China is planning to scale up its pilot parallel-import program in free trade zones, as part of the country’s efforts to offer customers more choices and open its automotive industry wider to the world.
In a document released in late November, the State Council, China’s cabinet, said that every qualified free trade zone in the country should be allowed to pilot the parallel-import program.
The free trade zones, which now total 12 in China, are encouraged to offer bonded storage for such imports, as well.
The program, unlike traditional car importing, does not require auto dealers to import strictly from carmakers, and more often than not, the vehicles involved will be new to the Chinese market, offering more choices to potential customers.
The program, which started in the Shanghai free trade zone in 2015 and has since expanded to some other free trade zones, is a key measure of ongoing supply-side reform in the automotive industry, said Chen Zhenchong, an official from the General Administration of Customs.
He said it also helps facilitate car sales in China and increase the number of imports. In the first three quarters of this year, there were 95,871 vehicles brought to China under the parallel-import program, up 5.9 percent from the previous year, according to statistics from the General Administration of Customs.
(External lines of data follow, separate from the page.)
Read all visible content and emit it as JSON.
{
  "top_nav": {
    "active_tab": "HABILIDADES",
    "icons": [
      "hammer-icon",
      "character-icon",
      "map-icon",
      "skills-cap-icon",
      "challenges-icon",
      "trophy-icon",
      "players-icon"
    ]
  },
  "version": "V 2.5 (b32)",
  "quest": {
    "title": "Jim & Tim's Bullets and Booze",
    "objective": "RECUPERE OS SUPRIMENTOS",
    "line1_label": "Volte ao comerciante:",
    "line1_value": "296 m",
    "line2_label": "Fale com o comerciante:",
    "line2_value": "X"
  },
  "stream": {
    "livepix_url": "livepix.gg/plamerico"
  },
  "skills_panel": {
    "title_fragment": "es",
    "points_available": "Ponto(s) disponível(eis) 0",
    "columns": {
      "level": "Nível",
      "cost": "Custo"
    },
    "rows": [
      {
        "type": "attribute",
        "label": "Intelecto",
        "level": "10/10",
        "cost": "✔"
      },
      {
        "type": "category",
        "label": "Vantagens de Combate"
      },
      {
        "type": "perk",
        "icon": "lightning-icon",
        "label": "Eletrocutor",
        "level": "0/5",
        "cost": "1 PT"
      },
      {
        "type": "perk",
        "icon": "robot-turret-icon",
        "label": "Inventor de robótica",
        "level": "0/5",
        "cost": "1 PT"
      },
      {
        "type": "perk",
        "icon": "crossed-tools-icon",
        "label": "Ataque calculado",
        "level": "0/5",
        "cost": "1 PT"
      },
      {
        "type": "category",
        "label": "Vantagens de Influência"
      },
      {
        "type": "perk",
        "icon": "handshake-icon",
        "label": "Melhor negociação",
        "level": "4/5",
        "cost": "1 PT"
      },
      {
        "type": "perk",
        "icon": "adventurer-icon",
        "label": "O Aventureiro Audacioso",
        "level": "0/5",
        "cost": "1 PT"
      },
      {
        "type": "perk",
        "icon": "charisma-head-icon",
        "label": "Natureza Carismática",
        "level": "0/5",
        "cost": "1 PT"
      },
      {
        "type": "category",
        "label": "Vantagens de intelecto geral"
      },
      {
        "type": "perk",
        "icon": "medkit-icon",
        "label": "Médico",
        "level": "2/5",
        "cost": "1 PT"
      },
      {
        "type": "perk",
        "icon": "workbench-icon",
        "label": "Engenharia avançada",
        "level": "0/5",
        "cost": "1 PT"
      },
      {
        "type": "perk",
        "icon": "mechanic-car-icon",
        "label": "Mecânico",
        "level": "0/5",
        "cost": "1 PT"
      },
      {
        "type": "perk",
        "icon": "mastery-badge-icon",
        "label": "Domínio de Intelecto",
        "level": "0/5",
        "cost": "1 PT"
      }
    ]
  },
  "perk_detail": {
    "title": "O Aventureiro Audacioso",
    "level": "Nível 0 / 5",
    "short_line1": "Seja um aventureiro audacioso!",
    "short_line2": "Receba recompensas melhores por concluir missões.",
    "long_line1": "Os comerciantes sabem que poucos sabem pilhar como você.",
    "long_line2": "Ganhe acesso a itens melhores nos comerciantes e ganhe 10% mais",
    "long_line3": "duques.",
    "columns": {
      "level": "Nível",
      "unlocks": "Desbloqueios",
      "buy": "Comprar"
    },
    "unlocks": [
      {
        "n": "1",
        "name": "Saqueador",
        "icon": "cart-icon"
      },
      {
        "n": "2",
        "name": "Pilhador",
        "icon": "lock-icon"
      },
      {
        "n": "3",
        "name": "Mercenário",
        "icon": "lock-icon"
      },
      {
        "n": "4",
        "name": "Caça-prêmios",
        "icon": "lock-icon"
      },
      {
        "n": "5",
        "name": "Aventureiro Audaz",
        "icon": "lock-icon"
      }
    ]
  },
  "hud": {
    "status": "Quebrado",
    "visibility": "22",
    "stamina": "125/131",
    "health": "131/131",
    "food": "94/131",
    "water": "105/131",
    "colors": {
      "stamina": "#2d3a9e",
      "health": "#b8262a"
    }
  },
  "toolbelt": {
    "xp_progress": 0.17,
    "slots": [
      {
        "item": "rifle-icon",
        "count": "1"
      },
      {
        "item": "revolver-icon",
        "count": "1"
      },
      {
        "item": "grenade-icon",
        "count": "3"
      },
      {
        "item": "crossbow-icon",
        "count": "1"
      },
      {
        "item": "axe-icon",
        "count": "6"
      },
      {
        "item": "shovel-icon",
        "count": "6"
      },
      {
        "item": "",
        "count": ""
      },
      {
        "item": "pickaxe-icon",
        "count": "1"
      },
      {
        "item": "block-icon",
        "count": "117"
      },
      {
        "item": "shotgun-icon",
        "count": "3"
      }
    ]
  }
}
Despite that still relatively small number, the program is helping to prompt authorized dealers to cut the prices of their imported models, benefiting potential customers.
“Our survey shows the plan has an obvious effect on the market. Since its introduction, the prices of medium- and high-end vehicles have fallen sharply, ranging from 15 percent to 30 percent,” Chen said.
To further facilitate the program, the General Administration of Customs has announced plans to scrap time limits on parallel-import vehicles’ bonded storage in free trade zones.
The move will allow importers to have a more flexible sales plan, without worrying about paying taxes on the vehicles before they are sold.
Traditionally, the taxes on such cars are collected within three months — whether or not the vehicles are sold during that time.
Local authorities and car dealers have shown great enthusiasm for the parallel-import plan.
In November, four new companies in Hainan province won the green light from the Ministry of Commerce to conduct parallel-import business in the province’s free trade zone.
Local authorities say they expect the four companies to import 200 vehicles to Hainan through the program by the end of this year.
The provincial government has set a target to bring in 10,000 parallel-import cars by 2020, with their total sales volume expected to reach 7 billion yuan ($1.01 billion).
Henan province, meanwhile, is moving toward its goal of becoming a major base of parallel-import vehicles by 2020, now that its free trade zone has been authorized by the General Administration of Customs to offer bonded storage service for car importers.
Local customs officials say the service, coupled with the railway connecting Zhengzhou, capital of the province, and Europe, will prove advantages for the province to build a large auto trade market, which will attract customers from regions in and around Henan.
And authorities in Shenzhen, Guangdong province, are coming up with a raft of measures to stimulate the business.
In a guideline released in November, they are planning to more than double the number of parking lots reserved for parallel-import vehicles to 1,500 at the Dachan Bay port.
Importers are entitled to subsidies for such vehicles, and the time required for customs clearance is expected to be slashed by a third.
The authorities also encourage banks to work closely with car importers to offer them better financial support, according to the guideline.